Philip Shoemaker runs the App Store operations for iPhones, iPods, and iPads. He controls quality assurance, making sure everything runs according to its description, and decides whether apps should be approved or rejected. Oh, and incidentally, he also designs flatulent software to make your Apple device gassy. Wired's Brian X. Chen broke the story.

Under the company name Gray Noodle, Shoemaker is responsible for a variety of apps, including Medical Poetry and Money Timer. But arguably his best work is seen in Animal Farts and iWiz.

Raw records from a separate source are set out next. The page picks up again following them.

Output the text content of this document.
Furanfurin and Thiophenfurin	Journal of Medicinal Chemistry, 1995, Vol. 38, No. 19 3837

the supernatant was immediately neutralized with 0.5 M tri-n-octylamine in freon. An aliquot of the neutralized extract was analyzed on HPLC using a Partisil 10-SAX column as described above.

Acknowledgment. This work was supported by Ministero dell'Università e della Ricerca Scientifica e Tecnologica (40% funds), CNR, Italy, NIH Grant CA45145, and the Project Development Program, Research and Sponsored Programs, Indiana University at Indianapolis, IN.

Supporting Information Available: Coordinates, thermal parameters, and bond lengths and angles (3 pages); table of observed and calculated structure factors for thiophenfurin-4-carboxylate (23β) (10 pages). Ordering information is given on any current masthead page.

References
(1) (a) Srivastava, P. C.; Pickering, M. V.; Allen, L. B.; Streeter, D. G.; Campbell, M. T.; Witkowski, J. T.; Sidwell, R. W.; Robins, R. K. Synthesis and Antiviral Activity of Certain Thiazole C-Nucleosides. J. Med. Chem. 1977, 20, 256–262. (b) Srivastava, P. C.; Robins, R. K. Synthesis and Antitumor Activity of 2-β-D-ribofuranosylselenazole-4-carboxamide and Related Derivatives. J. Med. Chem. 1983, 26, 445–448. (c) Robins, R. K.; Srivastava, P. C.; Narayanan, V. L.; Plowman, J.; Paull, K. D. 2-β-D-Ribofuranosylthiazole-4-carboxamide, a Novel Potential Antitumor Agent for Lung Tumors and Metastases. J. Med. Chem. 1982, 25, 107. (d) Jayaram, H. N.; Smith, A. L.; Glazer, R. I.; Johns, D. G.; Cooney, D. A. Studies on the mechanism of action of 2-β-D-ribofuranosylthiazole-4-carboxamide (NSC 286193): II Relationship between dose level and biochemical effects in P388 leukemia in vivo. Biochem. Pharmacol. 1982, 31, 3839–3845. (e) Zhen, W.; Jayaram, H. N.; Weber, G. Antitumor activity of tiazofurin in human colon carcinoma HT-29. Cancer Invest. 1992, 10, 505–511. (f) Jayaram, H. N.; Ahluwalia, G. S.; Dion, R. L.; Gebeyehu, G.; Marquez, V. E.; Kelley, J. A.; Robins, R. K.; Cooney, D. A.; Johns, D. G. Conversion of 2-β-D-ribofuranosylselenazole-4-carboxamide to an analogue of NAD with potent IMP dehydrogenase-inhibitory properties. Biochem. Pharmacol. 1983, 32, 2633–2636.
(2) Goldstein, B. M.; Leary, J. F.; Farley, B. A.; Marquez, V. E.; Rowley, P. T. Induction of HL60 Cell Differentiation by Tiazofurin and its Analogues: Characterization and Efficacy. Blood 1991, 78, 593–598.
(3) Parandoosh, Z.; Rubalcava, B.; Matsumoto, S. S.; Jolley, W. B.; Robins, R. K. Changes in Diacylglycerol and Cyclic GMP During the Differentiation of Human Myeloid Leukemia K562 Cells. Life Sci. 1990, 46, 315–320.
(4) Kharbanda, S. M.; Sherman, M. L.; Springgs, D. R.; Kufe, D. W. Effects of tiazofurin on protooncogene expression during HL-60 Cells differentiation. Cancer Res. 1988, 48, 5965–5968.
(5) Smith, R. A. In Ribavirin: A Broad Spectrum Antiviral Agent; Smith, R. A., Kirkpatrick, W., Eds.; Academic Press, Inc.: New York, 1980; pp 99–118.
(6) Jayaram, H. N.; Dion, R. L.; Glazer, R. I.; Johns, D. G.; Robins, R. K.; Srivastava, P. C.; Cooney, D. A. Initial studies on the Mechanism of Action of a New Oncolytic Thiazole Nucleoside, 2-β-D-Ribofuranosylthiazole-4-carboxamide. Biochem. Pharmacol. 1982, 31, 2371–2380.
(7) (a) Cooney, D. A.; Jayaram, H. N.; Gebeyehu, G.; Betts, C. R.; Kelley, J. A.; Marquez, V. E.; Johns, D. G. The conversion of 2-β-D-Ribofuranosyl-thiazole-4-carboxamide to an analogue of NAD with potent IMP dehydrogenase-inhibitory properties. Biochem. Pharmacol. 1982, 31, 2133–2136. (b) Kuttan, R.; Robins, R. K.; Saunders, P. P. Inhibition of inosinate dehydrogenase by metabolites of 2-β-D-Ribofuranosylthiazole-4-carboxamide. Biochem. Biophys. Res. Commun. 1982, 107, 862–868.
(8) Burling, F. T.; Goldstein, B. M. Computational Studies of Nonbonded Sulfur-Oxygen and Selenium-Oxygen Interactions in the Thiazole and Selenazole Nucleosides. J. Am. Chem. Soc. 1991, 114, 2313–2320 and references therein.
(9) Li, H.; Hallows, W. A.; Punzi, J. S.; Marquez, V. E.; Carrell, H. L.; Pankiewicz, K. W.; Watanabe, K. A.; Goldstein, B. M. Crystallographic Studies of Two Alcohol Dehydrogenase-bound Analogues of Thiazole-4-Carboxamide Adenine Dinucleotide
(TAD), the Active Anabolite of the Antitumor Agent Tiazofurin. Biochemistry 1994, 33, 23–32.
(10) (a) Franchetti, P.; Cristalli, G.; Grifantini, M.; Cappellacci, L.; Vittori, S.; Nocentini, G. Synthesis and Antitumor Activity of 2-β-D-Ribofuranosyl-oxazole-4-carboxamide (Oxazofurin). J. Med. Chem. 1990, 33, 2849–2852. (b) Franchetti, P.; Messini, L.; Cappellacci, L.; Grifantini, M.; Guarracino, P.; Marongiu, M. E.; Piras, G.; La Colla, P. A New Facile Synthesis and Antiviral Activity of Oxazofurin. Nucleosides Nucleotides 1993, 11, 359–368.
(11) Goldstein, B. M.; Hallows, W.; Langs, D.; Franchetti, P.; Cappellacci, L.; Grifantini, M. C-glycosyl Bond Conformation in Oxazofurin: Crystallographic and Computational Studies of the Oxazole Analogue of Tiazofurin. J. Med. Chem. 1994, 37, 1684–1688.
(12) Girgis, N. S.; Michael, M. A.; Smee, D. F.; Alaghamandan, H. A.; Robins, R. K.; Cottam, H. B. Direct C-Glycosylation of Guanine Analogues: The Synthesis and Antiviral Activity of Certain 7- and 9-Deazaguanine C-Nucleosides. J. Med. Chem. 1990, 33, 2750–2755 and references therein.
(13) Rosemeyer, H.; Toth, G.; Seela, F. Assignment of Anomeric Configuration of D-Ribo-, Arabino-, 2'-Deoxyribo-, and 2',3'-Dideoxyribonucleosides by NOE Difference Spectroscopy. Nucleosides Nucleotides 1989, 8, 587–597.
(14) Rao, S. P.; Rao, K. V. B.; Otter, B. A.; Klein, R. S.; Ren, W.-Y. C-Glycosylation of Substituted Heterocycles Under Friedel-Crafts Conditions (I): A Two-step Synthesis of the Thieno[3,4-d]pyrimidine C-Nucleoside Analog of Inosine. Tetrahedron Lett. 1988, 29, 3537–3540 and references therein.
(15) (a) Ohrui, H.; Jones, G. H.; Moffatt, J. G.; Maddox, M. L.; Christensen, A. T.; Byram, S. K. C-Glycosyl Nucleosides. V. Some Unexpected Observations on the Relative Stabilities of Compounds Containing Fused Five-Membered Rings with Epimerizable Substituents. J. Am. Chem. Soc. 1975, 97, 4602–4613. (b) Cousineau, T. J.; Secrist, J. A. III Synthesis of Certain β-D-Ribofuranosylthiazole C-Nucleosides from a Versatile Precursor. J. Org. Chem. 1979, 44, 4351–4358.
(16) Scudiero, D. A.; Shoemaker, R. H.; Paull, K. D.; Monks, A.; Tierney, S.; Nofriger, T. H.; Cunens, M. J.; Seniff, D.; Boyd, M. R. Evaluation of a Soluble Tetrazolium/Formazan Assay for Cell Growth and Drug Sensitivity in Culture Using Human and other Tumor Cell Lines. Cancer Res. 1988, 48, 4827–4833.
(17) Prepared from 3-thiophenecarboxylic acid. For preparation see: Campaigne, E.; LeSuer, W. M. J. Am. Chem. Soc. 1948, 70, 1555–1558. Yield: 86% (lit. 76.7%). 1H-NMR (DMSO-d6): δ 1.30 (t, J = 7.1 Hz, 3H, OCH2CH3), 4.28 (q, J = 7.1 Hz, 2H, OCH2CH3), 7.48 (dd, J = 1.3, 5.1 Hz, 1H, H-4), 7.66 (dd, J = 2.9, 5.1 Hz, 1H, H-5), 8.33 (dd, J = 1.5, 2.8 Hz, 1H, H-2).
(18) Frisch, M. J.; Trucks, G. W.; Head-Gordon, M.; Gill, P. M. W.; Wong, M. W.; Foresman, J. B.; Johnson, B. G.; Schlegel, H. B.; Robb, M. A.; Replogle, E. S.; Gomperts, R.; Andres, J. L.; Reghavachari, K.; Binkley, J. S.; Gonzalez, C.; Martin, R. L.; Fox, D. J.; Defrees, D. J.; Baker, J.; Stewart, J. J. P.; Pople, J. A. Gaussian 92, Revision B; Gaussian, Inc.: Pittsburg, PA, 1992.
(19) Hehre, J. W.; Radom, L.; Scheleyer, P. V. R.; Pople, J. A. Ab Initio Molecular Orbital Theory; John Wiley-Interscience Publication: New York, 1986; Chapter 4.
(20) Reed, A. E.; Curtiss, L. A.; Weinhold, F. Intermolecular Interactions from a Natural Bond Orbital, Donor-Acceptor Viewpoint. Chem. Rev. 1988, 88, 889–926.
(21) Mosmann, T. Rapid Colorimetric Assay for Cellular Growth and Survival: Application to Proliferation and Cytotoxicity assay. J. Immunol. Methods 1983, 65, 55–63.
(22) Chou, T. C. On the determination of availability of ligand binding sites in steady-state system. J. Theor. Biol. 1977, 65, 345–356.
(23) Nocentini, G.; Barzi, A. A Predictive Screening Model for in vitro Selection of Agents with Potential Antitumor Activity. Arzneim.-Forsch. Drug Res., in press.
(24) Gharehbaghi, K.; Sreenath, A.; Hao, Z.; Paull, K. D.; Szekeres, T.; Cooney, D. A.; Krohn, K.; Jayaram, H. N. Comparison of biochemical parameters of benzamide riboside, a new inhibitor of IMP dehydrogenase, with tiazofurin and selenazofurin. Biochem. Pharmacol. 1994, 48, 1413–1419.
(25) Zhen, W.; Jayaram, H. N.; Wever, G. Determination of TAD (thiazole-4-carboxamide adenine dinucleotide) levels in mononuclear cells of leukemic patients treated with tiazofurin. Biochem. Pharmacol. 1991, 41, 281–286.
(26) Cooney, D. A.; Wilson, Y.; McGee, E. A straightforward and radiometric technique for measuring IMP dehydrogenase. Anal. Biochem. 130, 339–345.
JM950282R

The former features the rear end of an elephant or panda with the options to hear a fart, poot, drop, or a wiz. In case you're curious as to what "poot" or "drop" means, the description clears up any confusion. "What is a poot? What is a drop? Disgusting though it is, a poot is a fart with an accidental leak. A drop is just that: snapping a coil, dropping a log, or as Apple says: defecation!"

Ah thanks, Phil. That helps a lot.

Shoemaker's iWiz app removes all the chaff from Animal Farts and focuses on just the basics: urination with optional gas. Once again, Gray Noodle explains it best. "Yes, another childish, disgusting application. But it's funny, and makes me laugh. Not only can you make a non-stop urination sound, but you can set the fart threshold. Plus, it is only 99 cents!"

Were you willing to pay more? Well, consider this your lucky day.

Speaking with Wired, an Apple spokeswoman tried to play damage control on this embarrassing story as best she could.

"Phillip's apps were written, submitted and approved before he became an Apple employee," she said. "His experience and perspective as a developer is one of the valuable things he brings to Apple's developer relations team. Apple's policy allows for employees to have apps on the App Store if they're developed and published prior to their start at Apple."

Which would be fine if it were true. The fact is, Shoemaker had several of his apps approved after he began working at Apple in March 9, 2009 -- including the aforementioned Medical Poetry and iWiz.

Shoemaker's tenure at Cupertino also coincides with many controversial app decisions.

The Baby Shaker app passed the approval process but was removed after it gained media attention. While AT&T's involvement is disputed, you could thank Shoemaker for being involved in the removal of Google Voice and Latitude. He was also one of the folks who deemed PG-13 app Wobble iBoobs -- which contorts portions of a user-selected picture to jiggle -- "overtly sexual" and included it among the 5,000 apps removed from the App Store this past February. Even an e-reader that could be used to view the Kama Sutra suffered Apple's banhammer.

But, of course, the Playboy and Sports Illustrated app containing the "overtly sexual" Swimsuit Issue survived.

Shoemaker might be small potatoes in comparison to the former Apple manager accused of accepting $1 million in kickbacks from international suppliers, but there are thousands of iPhone app developers who would be less than thrilled to hear the same guy who created iWiz and keeps Animal Farts in the store also turned down their hard work.